BulkInsertIrUpdateAsync with SetOutputIdentity = true doesnt return Ids on saved entities

Open IliasP91 opened this issue 2 years ago • 15 comments

BulkInsertIrUpdateAsync with SetOutputIdentity = true doesnt return Ids on saved entities Tried on package versions 6.5.0-6.5.5

IliasP91 avatar Jul 29 '22 09:07 IliasP91

Can you write a test where the issue would be reproducible.
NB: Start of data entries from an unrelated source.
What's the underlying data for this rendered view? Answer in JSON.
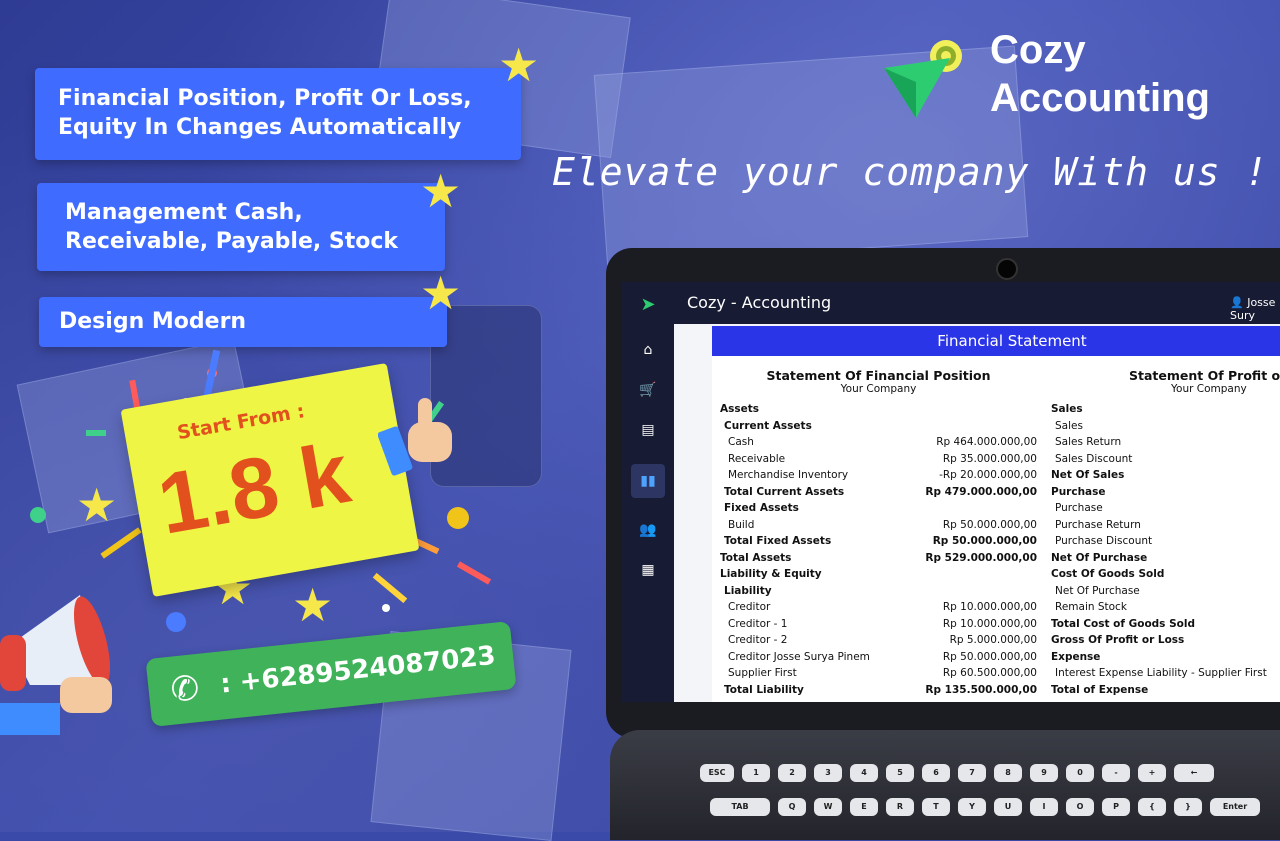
{
  "features": [
    {
      "lines": [
        "Financial Position, Profit Or Loss,",
        "Equity In Changes Automatically"
      ]
    },
    {
      "lines": [
        "Management Cash,",
        "Receivable, Payable, Stock"
      ]
    },
    {
      "lines": [
        "Design Modern"
      ]
    }
  ],
  "brand": {
    "line1": "Cozy",
    "line2": "Accounting",
    "tagline": "Elevate your company With us !"
  },
  "promo": {
    "label": "Start From :",
    "price": "1.8 k"
  },
  "contact": {
    "phone": ": +6289524087023"
  },
  "app": {
    "title": "Cozy - Accounting",
    "user": "Josse Sury",
    "sidebar_icons": [
      "logo-icon",
      "home-icon",
      "cart-icon",
      "document-add-icon",
      "chart-icon",
      "users-icon",
      "building-icon"
    ],
    "statement_header": "Financial Statement",
    "position": {
      "title": "Statement Of Financial Position",
      "company": "Your Company",
      "rows": [
        {
          "label": "Assets",
          "value": "",
          "style": "b"
        },
        {
          "label": "Current Assets",
          "value": "",
          "style": "b i1"
        },
        {
          "label": "Cash",
          "value": "Rp 464.000.000,00",
          "style": "i2"
        },
        {
          "label": "Receivable",
          "value": "Rp 35.000.000,00",
          "style": "i2"
        },
        {
          "label": "Merchandise Inventory",
          "value": "-Rp 20.000.000,00",
          "style": "i2"
        },
        {
          "label": "Total Current Assets",
          "value": "Rp 479.000.000,00",
          "style": "b i1"
        },
        {
          "label": "Fixed Assets",
          "value": "",
          "style": "b i1"
        },
        {
          "label": "Build",
          "value": "Rp 50.000.000,00",
          "style": "i2"
        },
        {
          "label": "Total Fixed Assets",
          "value": "Rp 50.000.000,00",
          "style": "b i1"
        },
        {
          "label": "Total Assets",
          "value": "Rp 529.000.000,00",
          "style": "b"
        },
        {
          "label": "Liability & Equity",
          "value": "",
          "style": "b"
        },
        {
          "label": "Liability",
          "value": "",
          "style": "b i1"
        },
        {
          "label": "Creditor",
          "value": "Rp 10.000.000,00",
          "style": "i2"
        },
        {
          "label": "Creditor - 1",
          "value": "Rp 10.000.000,00",
          "style": "i2"
        },
        {
          "label": "Creditor - 2",
          "value": "Rp 5.000.000,00",
          "style": "i2"
        },
        {
          "label": "Creditor Josse Surya Pinem",
          "value": "Rp 50.000.000,00",
          "style": "i2"
        },
        {
          "label": "Supplier First",
          "value": "Rp 60.500.000,00",
          "style": "i2"
        },
        {
          "label": "Total Liability",
          "value": "Rp 135.500.000,00",
          "style": "b i1"
        }
      ]
    },
    "profit": {
      "title": "Statement Of Profit or Los",
      "company": "Your Company",
      "rows": [
        {
          "label": "Sales",
          "value": "",
          "style": "b"
        },
        {
          "label": "Sales",
          "value": "",
          "style": "i1"
        },
        {
          "label": "Sales Return",
          "value": "",
          "style": "i1"
        },
        {
          "label": "Sales Discount",
          "value": "",
          "style": "i1"
        },
        {
          "label": "Net Of Sales",
          "value": "",
          "style": "b"
        },
        {
          "label": "Purchase",
          "value": "",
          "style": "b"
        },
        {
          "label": "Purchase",
          "value": "",
          "style": "i1"
        },
        {
          "label": "Purchase Return",
          "value": "",
          "style": "i1"
        },
        {
          "label": "Purchase Discount",
          "value": "",
          "style": "i1"
        },
        {
          "label": "Net Of Purchase",
          "value": "",
          "style": "b"
        },
        {
          "label": "Cost Of Goods Sold",
          "value": "",
          "style": "b"
        },
        {
          "label": "Net Of Purchase",
          "value": "",
          "style": "i1"
        },
        {
          "label": "Remain Stock",
          "value": "",
          "style": "i1"
        },
        {
          "label": "Total Cost of Goods Sold",
          "value": "",
          "style": "b"
        },
        {
          "label": "Gross Of Profit or Loss",
          "value": "",
          "style": "b"
        },
        {
          "label": "Expense",
          "value": "",
          "style": "b"
        },
        {
          "label": "Interest Expense Liability - Supplier First",
          "value": "",
          "style": "i1"
        },
        {
          "label": "Total of Expense",
          "value": "",
          "style": "b"
        }
      ]
    }
  },
  "keyboard": {
    "row1": [
      "ESC",
      "1",
      "2",
      "3",
      "4",
      "5",
      "6",
      "7",
      "8",
      "9",
      "0",
      "-",
      "+",
      "←"
    ],
    "row2": [
      "TAB",
      "Q",
      "W",
      "E",
      "R",
      "T",
      "Y",
      "U",
      "I",
      "O",
      "P",
      "{",
      "}",
      "Enter"
    ]
  }
}
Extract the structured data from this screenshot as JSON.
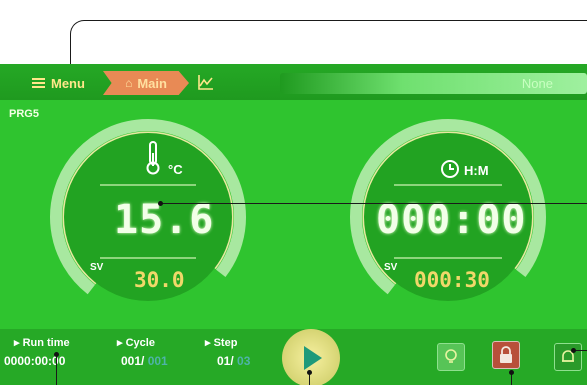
{
  "topbar": {
    "menu_label": "Menu",
    "main_label": "Main",
    "status_value": "None"
  },
  "program": {
    "name": "PRG5"
  },
  "temperature": {
    "unit": "°C",
    "pv": "15.6",
    "sv_label": "SV",
    "sv": "30.0"
  },
  "time": {
    "unit": "H:M",
    "pv": "000:00",
    "sv_label": "SV",
    "sv": "000:30"
  },
  "bottombar": {
    "runtime_label": "Run time",
    "runtime_value": "0000:00:00",
    "cycle_label": "Cycle",
    "cycle_current": "001",
    "cycle_total": "001",
    "step_label": "Step",
    "step_current": "01",
    "step_total": "03"
  },
  "colors": {
    "screen_bg": "#2fc42f",
    "accent_yellow": "#f0d86a",
    "main_tab": "#e88a55",
    "lock_button": "#b8503a"
  },
  "icons": [
    "menu-icon",
    "home-icon",
    "trend-icon",
    "thermometer-icon",
    "clock-icon",
    "play-icon",
    "bulb-icon",
    "lock-icon",
    "alarm-bell-icon"
  ]
}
borisdj avatar Jul 29 '22 09:07 borisdj

also TrackingEntities on a BulkInsert doesn't seem to work for us, I'll try to create some tests during the weekend

IliasP91 avatar Jul 29 '22 10:07 IliasP91

It seems that I am not able to reproduce the issue where BulkInsertOrUpdateAsync was not populating the PK (Id) of the inserted entities. I am not constantly getting the following error when using some column names in the UpdateByProperties config. An item with the same key has already been added. Key: xxxx If I remove the UpdateByProperties entirely it adds the entities normally (going by the PK (Id) instead of a composite key. Any ideas why this is happening? I checked my list for duplicates on the composite key and they look fine.

However I was able to reproduce the issue with the TrackingEntities config in your tests.

Unit test showing the tracking entities issue: 2022-07-30_03-11-12

https://github.com/borisdj/EFCore.BulkExtensions/commit/da7c651a14854284519626e02f7524a8ee8a0e80?diff=split#diff-b5d7a6b82e61eec0de8f4c521d1b5213bd0daaaed3b3f5c35d29efd66fde82bb

IliasP91 avatar Jul 30 '22 02:07 IliasP91

For what its worth, I have been having similar issues for quite some time now. BulkInsertAsync no longer updates the ids even though my config sets SetOutputIdentity to true (var bulkConfig = new BulkConfig { SetOutputIdentity = true, BulkCopyTimeout = 0, UseTempDB = true }). It worked as expected when originally written in 2020 but broke along the way either due to an update in this library or .NET core (I noticed the problem for the first time in May of 2022 but its in very infrequently used code and may have actually been broken some months earlier) I believe that over time I have had many more issues when the destination db is an Azure db rather then a local one. Things (like this, and other errors I have been running into) will work locally but then fail when I switch destination to Azure

slubowsky avatar Aug 02 '22 15:08 slubowsky

any updates on this?

IliasP91 avatar Aug 14 '22 12:08 IliasP91

I believe I am having the same issue on BulkInsert where the ids are not set on the list of entities after the bulk insertion.

For example

context.BulkInsert(entityList, new BulkConfig { SetOutputIdentity = true });
context.BulkSaveChanges();

return Ok(entityList);

Where entityList is a populated List<Entity>. Inspecting the response from the API shows that none of the entities have ids set, as they are all null instead.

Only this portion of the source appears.